I am one of those that when I set my mind to do something I just start in, my brain is already working on whatever it is and to stop and plan it out would just destroy what is in my head. Yes it does take longer most of the time but who cares. Those quilts are so vibrant and would love to make one. Ravid NaomiKnitster
I am trying to free up my design process-I cook like that & it is so fun and creative! But I can find myself freezing up in my design decisions with fiber and hope to free it up. Sounds like this book might help. Thank you!
Fav ID: Ettenna
I I think this might be just what I need to make the kind of quilts I want to make. Thanks for the review. I will take inspiration wherever I can find it. And quilting and playing with fabrics is magical.

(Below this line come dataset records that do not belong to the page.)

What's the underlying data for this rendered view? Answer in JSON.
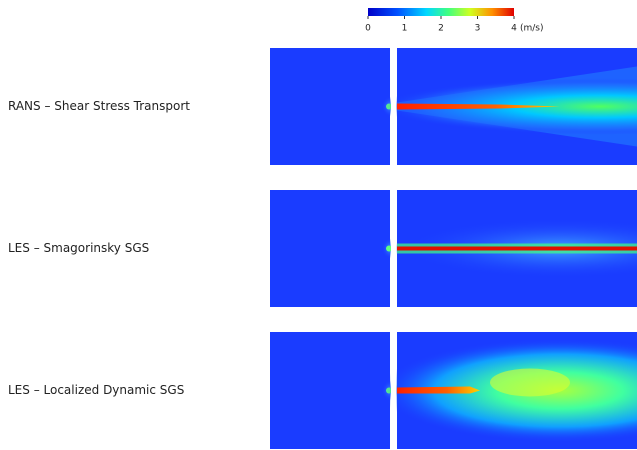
{
  "colorbar": {
    "ticks": [
      0,
      1,
      2,
      3,
      4
    ],
    "unit": "(m/s)"
  },
  "rows": [
    {
      "label": "RANS – Shear Stress Transport"
    },
    {
      "label": "LES – Smagorinsky SGS"
    },
    {
      "label": "LES – Localized Dynamic SGS"
    }
  ]
}
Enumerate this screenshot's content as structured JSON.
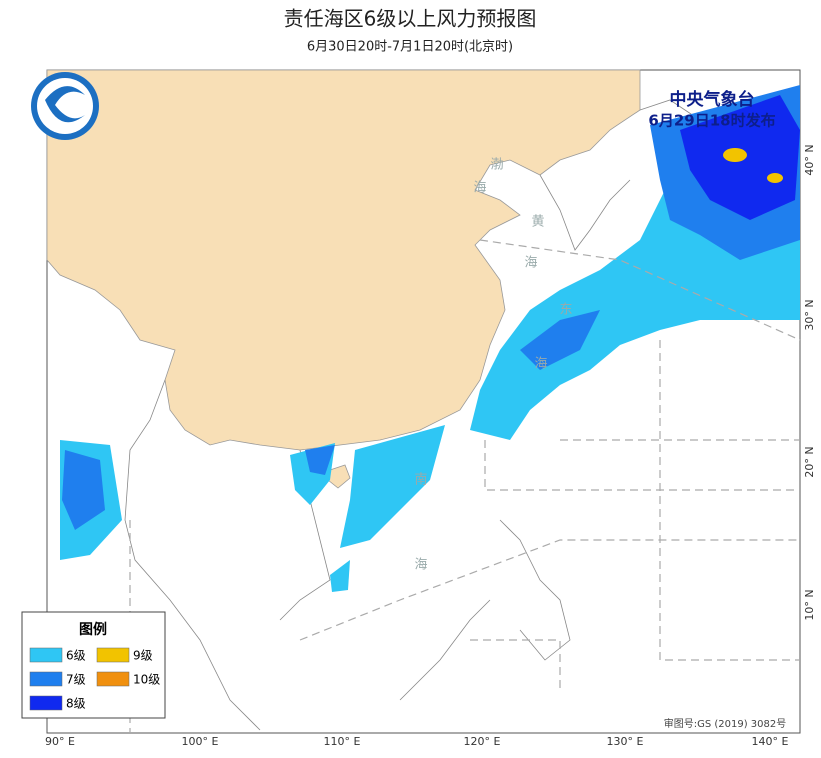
{
  "header": {
    "title": "责任海区6级以上风力预报图",
    "subtitle": "6月30日20时-7月1日20时(北京时)"
  },
  "issuer": {
    "name": "中央气象台",
    "time": "6月29日18时发布"
  },
  "legend": {
    "title": "图例",
    "items": [
      {
        "label": "6级",
        "color": "#2fc6f4"
      },
      {
        "label": "9级",
        "color": "#f2c300"
      },
      {
        "label": "7级",
        "color": "#1f7fee"
      },
      {
        "label": "10级",
        "color": "#f0900f"
      },
      {
        "label": "8级",
        "color": "#1029ef"
      }
    ]
  },
  "axes": {
    "longitude": [
      "90° E",
      "100° E",
      "110° E",
      "120° E",
      "130° E",
      "140° E"
    ],
    "latitude": [
      "40° N",
      "30° N",
      "20° N",
      "10° N"
    ]
  },
  "seas": [
    {
      "chars": [
        "渤",
        "海"
      ]
    },
    {
      "chars": [
        "黄",
        "海"
      ]
    },
    {
      "chars": [
        "东",
        "海"
      ]
    },
    {
      "chars": [
        "南",
        "海"
      ]
    }
  ],
  "approval": "审图号:GS (2019) 3082号"
}
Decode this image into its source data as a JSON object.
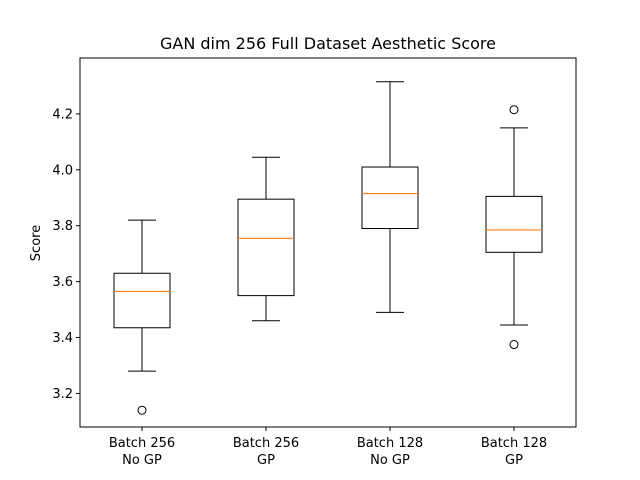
{
  "chart_data": {
    "type": "boxplot",
    "title": "GAN dim 256 Full Dataset Aesthetic Score",
    "xlabel": "",
    "ylabel": "Score",
    "ylim": [
      3.08,
      4.4
    ],
    "yticks": [
      3.2,
      3.4,
      3.6,
      3.8,
      4.0,
      4.2
    ],
    "ytick_labels": [
      "3.2",
      "3.4",
      "3.6",
      "3.8",
      "4.0",
      "4.2"
    ],
    "categories": [
      [
        "Batch 256",
        "No GP"
      ],
      [
        "Batch 256",
        "GP"
      ],
      [
        "Batch 128",
        "No GP"
      ],
      [
        "Batch 128",
        "GP"
      ]
    ],
    "boxes": [
      {
        "whisker_low": 3.28,
        "q1": 3.435,
        "median": 3.565,
        "q3": 3.63,
        "whisker_high": 3.82,
        "outliers": [
          3.14
        ]
      },
      {
        "whisker_low": 3.46,
        "q1": 3.55,
        "median": 3.755,
        "q3": 3.895,
        "whisker_high": 4.045,
        "outliers": []
      },
      {
        "whisker_low": 3.49,
        "q1": 3.79,
        "median": 3.915,
        "q3": 4.01,
        "whisker_high": 4.315,
        "outliers": []
      },
      {
        "whisker_low": 3.445,
        "q1": 3.705,
        "median": 3.785,
        "q3": 3.905,
        "whisker_high": 4.15,
        "outliers": [
          4.215,
          3.375
        ]
      }
    ],
    "colors": {
      "box": "#000000",
      "median": "#ff7f0e",
      "outlier": "#000000"
    }
  }
}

I usually need some guidelines in whatever I'm doing whether it be crafts, cooking, etc. This type of quilting totally appeals to me though! I have a very basic knowledge of quilting but don't care for the more traditional quilts. I think I would really enjoy tackling one of these quilts! Rav ID: ddknitter
I'm always hesitant to get started, but once it's going, I love the improv process
I like to improvise, but within a framework. Don't know how to label that.

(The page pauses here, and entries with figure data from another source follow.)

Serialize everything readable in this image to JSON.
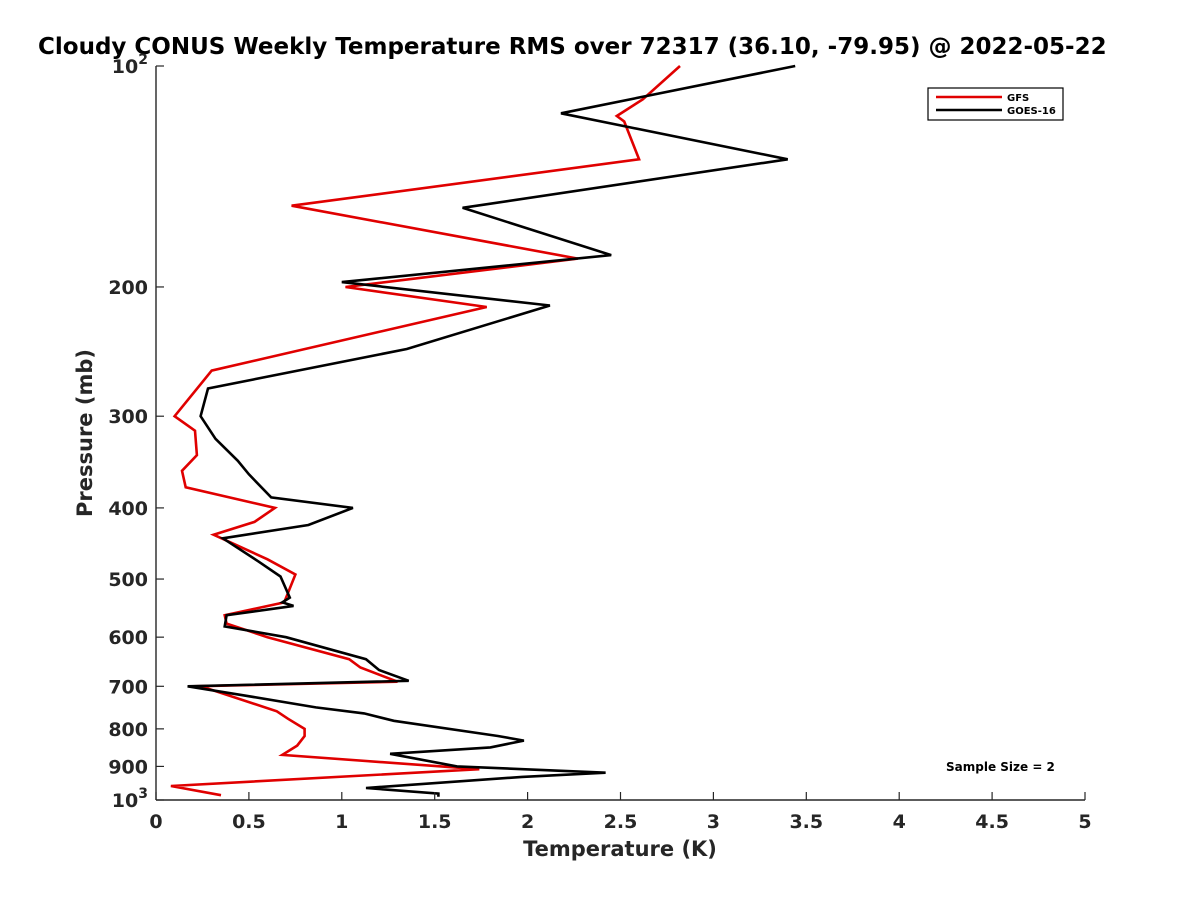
{
  "chart_data": {
    "type": "line",
    "title": "Cloudy CONUS Weekly Temperature RMS over 72317 (36.10, -79.95) @ 2022-05-22",
    "xlabel": "Temperature (K)",
    "ylabel": "Pressure (mb)",
    "xlim": [
      0,
      5
    ],
    "ylim": [
      100,
      1000
    ],
    "yscale": "log",
    "y_reversed": true,
    "grid": false,
    "legend_position": "top-right",
    "x_ticks": [
      "0",
      "0.5",
      "1",
      "1.5",
      "2",
      "2.5",
      "3",
      "3.5",
      "4",
      "4.5",
      "5"
    ],
    "y_ticks": [
      {
        "value": 100,
        "label": "10",
        "sup": "2"
      },
      {
        "value": 200,
        "label": "200",
        "sup": ""
      },
      {
        "value": 300,
        "label": "300",
        "sup": ""
      },
      {
        "value": 400,
        "label": "400",
        "sup": ""
      },
      {
        "value": 500,
        "label": "500",
        "sup": ""
      },
      {
        "value": 600,
        "label": "600",
        "sup": ""
      },
      {
        "value": 700,
        "label": "700",
        "sup": ""
      },
      {
        "value": 800,
        "label": "800",
        "sup": ""
      },
      {
        "value": 900,
        "label": "900",
        "sup": ""
      },
      {
        "value": 1000,
        "label": "10",
        "sup": "3"
      }
    ],
    "annotation": "Sample Size = 2",
    "series": [
      {
        "name": "GFS",
        "color": "#e00000",
        "points": [
          [
            2.82,
            100
          ],
          [
            2.62,
            111
          ],
          [
            2.48,
            117
          ],
          [
            2.52,
            119
          ],
          [
            2.6,
            134
          ],
          [
            0.73,
            155
          ],
          [
            2.27,
            183
          ],
          [
            1.02,
            200
          ],
          [
            1.78,
            213
          ],
          [
            0.3,
            260
          ],
          [
            0.1,
            300
          ],
          [
            0.21,
            314
          ],
          [
            0.22,
            339
          ],
          [
            0.14,
            356
          ],
          [
            0.16,
            375
          ],
          [
            0.64,
            400
          ],
          [
            0.53,
            418
          ],
          [
            0.31,
            435
          ],
          [
            0.6,
            470
          ],
          [
            0.75,
            493
          ],
          [
            0.69,
            538
          ],
          [
            0.37,
            560
          ],
          [
            0.38,
            575
          ],
          [
            0.6,
            600
          ],
          [
            1.04,
            643
          ],
          [
            1.1,
            660
          ],
          [
            1.3,
            690
          ],
          [
            0.2,
            700
          ],
          [
            0.28,
            705
          ],
          [
            0.65,
            757
          ],
          [
            0.71,
            775
          ],
          [
            0.8,
            800
          ],
          [
            0.8,
            818
          ],
          [
            0.76,
            843
          ],
          [
            0.68,
            868
          ],
          [
            1.74,
            908
          ],
          [
            0.08,
            957
          ],
          [
            0.35,
            985
          ]
        ]
      },
      {
        "name": "GOES-16",
        "color": "#000000",
        "points": [
          [
            3.44,
            100
          ],
          [
            2.18,
            116
          ],
          [
            3.4,
            134
          ],
          [
            1.65,
            156
          ],
          [
            2.45,
            181
          ],
          [
            1.0,
            197
          ],
          [
            2.12,
            212
          ],
          [
            1.35,
            243
          ],
          [
            0.28,
            275
          ],
          [
            0.24,
            300
          ],
          [
            0.32,
            322
          ],
          [
            0.44,
            345
          ],
          [
            0.5,
            360
          ],
          [
            0.62,
            387
          ],
          [
            1.06,
            400
          ],
          [
            0.82,
            422
          ],
          [
            0.36,
            440
          ],
          [
            0.55,
            473
          ],
          [
            0.67,
            496
          ],
          [
            0.72,
            530
          ],
          [
            0.68,
            538
          ],
          [
            0.74,
            544
          ],
          [
            0.38,
            560
          ],
          [
            0.37,
            580
          ],
          [
            0.7,
            600
          ],
          [
            1.13,
            643
          ],
          [
            1.2,
            665
          ],
          [
            1.36,
            688
          ],
          [
            0.17,
            700
          ],
          [
            0.47,
            720
          ],
          [
            0.86,
            748
          ],
          [
            1.12,
            762
          ],
          [
            1.28,
            780
          ],
          [
            1.84,
            818
          ],
          [
            1.98,
            830
          ],
          [
            1.8,
            848
          ],
          [
            1.26,
            865
          ],
          [
            1.62,
            900
          ],
          [
            2.42,
            918
          ],
          [
            1.97,
            930
          ],
          [
            1.13,
            963
          ],
          [
            1.52,
            980
          ],
          [
            1.52,
            990
          ]
        ]
      }
    ]
  }
}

I'll have to say that 'winging it' really isn't in my vocabulary as far as quilting goes. I find it takes a lot of time going through my scraps and auditioning fabrics. That being said, I'm open to trying to improvise.
I'm trying very hard not to be so linear in my quilting. I need to be a little free-er! This book might help.

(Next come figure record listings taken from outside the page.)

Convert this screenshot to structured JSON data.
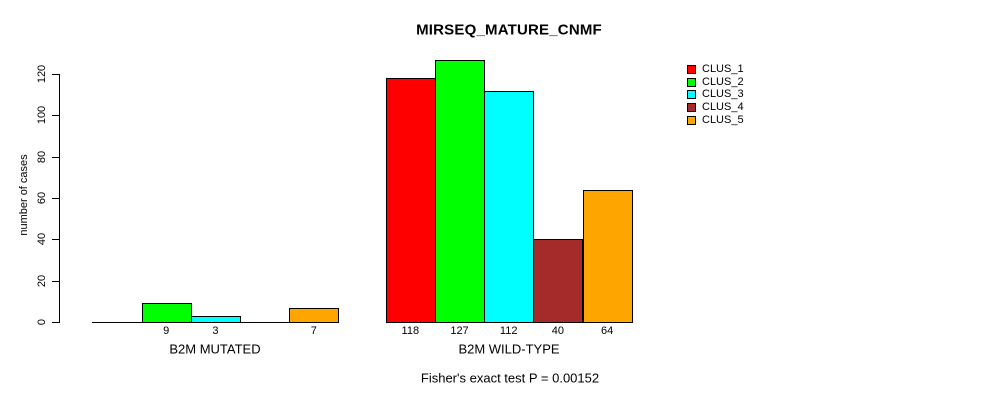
{
  "chart_data": {
    "type": "bar",
    "title": "MIRSEQ_MATURE_CNMF",
    "ylabel": "number of cases",
    "xlabel": "",
    "ylim": [
      0,
      130
    ],
    "yticks": [
      0,
      20,
      40,
      60,
      80,
      100,
      120
    ],
    "grid": false,
    "legend_position": "top-right",
    "legend": [
      {
        "name": "CLUS_1",
        "color": "#FF0000"
      },
      {
        "name": "CLUS_2",
        "color": "#00FF00"
      },
      {
        "name": "CLUS_3",
        "color": "#00FFFF"
      },
      {
        "name": "CLUS_4",
        "color": "#A52A2A"
      },
      {
        "name": "CLUS_5",
        "color": "#FFA500"
      }
    ],
    "groups": [
      {
        "label": "B2M MUTATED",
        "values": [
          0,
          9,
          3,
          0,
          7
        ],
        "bar_labels": [
          "",
          "9",
          "3",
          "",
          "7"
        ]
      },
      {
        "label": "B2M WILD-TYPE",
        "values": [
          118,
          127,
          112,
          40,
          64
        ],
        "bar_labels": [
          "118",
          "127",
          "112",
          "40",
          "64"
        ]
      }
    ],
    "annotation": "Fisher's exact test P = 0.00152",
    "bar_border_color": "#000000",
    "axis_color": "#000000",
    "background_color": "#FFFFFF"
  }
}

Hi Kristin! I am getting more comfortable with improv all the time. I can do accuracy and precision but it really stresses me out. My machine is not that great and neither are my eyes. I feel so free just taking a pile of scraps and trying to make something out of them. The thing that appeals to me about this book is the loose guidelines. I want to make pretty things that don't look like a total hodgepodge and I think the scores would help. Thanks so much for hosting this!
plan! plan! plan!:)
The improv quilts I've done before have been exercises in thrift. I love making a quilt from scraps other quilters freely toss in the trash. I am eager to learn more.
I'm getting more in to the "wing it" mode. Life issues have made me realize that things don't have to be exactly perfect. Thanks for the giveaway and I would love to have this in my library! email@example.com
WOW. I love all the quilts. I am a planner, but I recently tried a little improv. It was hard to see things out of place or not straight. It was fun and I need more direction or ideas to keep it going. Thanks for the giveaway. Slp.firstname.lastname@example.org
My quilts start with a plan and then take off from there. -- soparkaveataoldotcom
winging it ... can't do it! I've tried and will continue to try, but it just hasn't worked well for me. I follow recipes exactly, make clothing that looks like the pattern pictures, copy card designs, etc. Sigh.
I really enjoy winging it in quilting, but do find it challenging to wing it with everything else in life. Maybe that's why I like improvisational quilting so much. :)
HELLO,oh yes I'm a planner>old traditional quilt blocks are my thing! But this book looks so interesting>I'd like to try an "Improv Quilt"! Thank You for your Blog+the giveaway!
I think I do both, plan and wing-it. Sometimes I follow a pattern and sometimes I do my own thing.